An R-rated Space Opera set to the tune of Canterbury Tales
(4 stars out of 5)
As many other reviewers have stated, Hyperion is a sort of Canterbury Tales in space, a book set around seven pilgrims and their journey to a location known as the Time Tombs. At nearly 500 pages, the book stops before everything is resolved, forcing readers to move ahead to the sequel, The Fall of Hyperion.
What the book does well, it does very well. The multi-voice Canterbury-esque approach allows Simmons to not only explore the lives of the pilgrims, but also expound on the vast galaxy and history upon which the book is set. I was concerned going in that the book would simply confine itself to one planet without exposing me to the larger galaxy, but was pleased to discover that the individual tales become the vehicle for lifting the veil on the rest of Simmons’s universe. The Hegemony (the name of the galactic political body), its varied planets, and its mysterious adversaries are all well-developed and alive, inspiring as much wonder in the mind as Star Wars or Star Trek ever did on the screen. The pilgrims themselves are a diverse lot — some endearing, some irritating, others mysterious — and their interactions add to the flavor of the stories they tell.

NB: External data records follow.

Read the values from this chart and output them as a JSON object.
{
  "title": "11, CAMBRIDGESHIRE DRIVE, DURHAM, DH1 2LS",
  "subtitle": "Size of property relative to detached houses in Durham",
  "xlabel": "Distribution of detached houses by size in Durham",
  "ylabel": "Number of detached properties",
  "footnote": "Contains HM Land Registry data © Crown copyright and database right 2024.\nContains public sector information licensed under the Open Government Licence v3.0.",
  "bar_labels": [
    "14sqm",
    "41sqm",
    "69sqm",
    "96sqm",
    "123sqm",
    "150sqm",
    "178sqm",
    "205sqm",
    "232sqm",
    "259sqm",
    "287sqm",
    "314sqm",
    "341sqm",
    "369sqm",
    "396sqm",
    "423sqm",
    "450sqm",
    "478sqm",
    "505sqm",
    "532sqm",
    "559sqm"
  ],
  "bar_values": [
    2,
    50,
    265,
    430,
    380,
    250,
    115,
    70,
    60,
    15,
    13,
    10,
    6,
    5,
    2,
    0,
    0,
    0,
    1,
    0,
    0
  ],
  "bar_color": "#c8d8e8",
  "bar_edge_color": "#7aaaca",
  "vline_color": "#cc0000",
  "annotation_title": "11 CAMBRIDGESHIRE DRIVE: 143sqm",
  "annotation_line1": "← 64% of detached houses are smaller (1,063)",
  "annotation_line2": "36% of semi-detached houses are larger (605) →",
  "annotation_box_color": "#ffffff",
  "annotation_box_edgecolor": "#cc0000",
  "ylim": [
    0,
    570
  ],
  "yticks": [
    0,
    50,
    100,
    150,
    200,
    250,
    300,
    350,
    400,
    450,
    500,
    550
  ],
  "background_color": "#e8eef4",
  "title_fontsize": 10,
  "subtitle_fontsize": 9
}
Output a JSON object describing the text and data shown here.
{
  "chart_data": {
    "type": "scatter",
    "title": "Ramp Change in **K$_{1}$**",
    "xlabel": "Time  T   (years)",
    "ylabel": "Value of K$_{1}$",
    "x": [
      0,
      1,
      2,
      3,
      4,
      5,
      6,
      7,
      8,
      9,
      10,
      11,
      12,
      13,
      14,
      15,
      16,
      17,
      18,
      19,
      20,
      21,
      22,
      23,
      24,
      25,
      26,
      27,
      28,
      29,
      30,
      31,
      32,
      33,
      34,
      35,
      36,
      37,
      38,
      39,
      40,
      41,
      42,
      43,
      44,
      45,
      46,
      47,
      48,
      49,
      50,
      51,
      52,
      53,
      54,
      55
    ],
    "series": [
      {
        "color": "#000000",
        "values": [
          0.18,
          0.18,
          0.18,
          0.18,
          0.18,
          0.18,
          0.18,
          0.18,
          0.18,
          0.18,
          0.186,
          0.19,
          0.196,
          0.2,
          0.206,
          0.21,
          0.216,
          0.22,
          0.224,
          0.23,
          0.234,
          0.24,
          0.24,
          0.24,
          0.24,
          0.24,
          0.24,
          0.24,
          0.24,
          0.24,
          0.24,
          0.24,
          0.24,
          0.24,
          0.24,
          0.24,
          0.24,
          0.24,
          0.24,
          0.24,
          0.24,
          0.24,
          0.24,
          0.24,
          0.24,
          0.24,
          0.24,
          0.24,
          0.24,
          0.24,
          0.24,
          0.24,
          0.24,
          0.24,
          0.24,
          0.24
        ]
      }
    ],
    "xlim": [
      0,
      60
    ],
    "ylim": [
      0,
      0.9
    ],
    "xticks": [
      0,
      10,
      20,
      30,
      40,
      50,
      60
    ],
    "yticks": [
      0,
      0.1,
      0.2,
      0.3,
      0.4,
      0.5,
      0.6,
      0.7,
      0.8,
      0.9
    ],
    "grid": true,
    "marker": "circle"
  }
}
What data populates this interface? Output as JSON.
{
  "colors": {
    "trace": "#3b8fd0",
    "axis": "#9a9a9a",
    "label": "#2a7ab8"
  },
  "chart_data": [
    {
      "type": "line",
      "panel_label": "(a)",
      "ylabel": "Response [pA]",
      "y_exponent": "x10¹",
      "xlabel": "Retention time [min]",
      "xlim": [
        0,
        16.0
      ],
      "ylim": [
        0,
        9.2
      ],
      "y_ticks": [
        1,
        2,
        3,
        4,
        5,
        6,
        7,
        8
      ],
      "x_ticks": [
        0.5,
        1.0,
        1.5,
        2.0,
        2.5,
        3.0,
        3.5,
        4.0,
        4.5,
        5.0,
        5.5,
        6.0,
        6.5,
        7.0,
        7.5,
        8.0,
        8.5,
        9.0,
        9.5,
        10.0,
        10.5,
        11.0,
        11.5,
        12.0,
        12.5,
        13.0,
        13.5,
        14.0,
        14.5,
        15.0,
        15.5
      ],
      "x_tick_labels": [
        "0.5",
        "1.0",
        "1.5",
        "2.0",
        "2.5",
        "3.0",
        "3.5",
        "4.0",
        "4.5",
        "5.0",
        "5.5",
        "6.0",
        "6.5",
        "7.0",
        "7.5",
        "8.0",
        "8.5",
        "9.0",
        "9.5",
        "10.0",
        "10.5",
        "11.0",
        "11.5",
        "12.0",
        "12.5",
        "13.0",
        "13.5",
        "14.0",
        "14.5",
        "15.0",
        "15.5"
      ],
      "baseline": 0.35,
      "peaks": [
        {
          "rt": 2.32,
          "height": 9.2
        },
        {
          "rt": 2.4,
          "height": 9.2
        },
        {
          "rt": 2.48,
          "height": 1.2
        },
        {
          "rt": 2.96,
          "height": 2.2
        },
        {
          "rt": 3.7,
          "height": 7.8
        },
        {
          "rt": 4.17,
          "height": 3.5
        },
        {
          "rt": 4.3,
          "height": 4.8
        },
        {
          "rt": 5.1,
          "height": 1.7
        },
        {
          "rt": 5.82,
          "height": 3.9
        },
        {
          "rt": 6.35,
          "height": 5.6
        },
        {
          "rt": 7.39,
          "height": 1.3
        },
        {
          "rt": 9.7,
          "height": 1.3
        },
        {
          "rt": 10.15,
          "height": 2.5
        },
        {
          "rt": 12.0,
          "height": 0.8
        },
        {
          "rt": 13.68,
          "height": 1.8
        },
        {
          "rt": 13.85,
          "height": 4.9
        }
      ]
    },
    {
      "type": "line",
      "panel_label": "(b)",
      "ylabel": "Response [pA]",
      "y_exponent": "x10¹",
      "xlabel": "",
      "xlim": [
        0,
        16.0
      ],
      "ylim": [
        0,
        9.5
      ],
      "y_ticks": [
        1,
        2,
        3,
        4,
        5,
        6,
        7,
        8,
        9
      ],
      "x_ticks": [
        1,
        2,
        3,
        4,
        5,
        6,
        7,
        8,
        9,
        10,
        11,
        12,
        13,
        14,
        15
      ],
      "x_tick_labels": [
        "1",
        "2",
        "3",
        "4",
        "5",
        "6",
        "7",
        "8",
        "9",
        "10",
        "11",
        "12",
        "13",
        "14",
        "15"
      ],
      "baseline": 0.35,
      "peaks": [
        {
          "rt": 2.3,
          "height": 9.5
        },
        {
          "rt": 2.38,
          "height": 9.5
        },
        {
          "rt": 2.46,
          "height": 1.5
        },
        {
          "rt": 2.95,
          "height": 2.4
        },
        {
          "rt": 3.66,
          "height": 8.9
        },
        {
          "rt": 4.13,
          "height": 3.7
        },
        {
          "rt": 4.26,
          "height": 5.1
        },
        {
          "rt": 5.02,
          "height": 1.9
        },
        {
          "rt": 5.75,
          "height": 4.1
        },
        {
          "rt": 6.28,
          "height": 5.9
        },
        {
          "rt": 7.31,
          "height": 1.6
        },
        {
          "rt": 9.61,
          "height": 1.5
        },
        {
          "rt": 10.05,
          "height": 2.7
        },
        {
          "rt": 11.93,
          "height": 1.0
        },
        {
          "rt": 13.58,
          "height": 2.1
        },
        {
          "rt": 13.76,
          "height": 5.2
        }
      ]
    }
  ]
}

The individual tales vary in quality but the best are peerless. The haunting story of Father Hoyt and the emotional journey of Sol Weintraub represent some of the highest caliber of science fiction drama I’ve ever read. A third, the Lamia story, has a few flaws but is a well-paced mystery in its own right. The rest aren’t on the same level but are still better than average and don’t out-and-out sink the novel. The interludes between the stories, meanwhile, work serviceablly to advance the overarching storyline and build dramatic tension.
The book’s flaws are few but unfortunate. Chief among them is the indulgent sexuality that runs through some of the stories. In my view the best writers (i.e. Asimov) lead the readers to the proverbial door and leave the rest to mystery. Simmons, seemingly playing out his own weird fantasies, is at times graphic in his depictions of his characters escapades… and in ways that are neither helpful to the narrative or in some cases even plausible. The Kassad story, which at times reads like something out of a low-budget direct-to-DVD sci-fi movie, is the worst example. More than just titillation, these scenes have a cascade effect on the book: they detract from character development and leave some of the pilgrims less fleshed out than others. It is perhaps no coincidence that the demure tales of Hoyt and Weintraub are regarded as the best of the lot.
In the end, Simmons book is well deserving of its Hugo status and is one of the better science fiction narratives of its time. Its few flaws keep it, at least in my opinion, from it from the rarified air of the best science fiction novels ever, but it nevertheless is a solid epic that successfully creates and moves forward a living, breathing, universe all its own.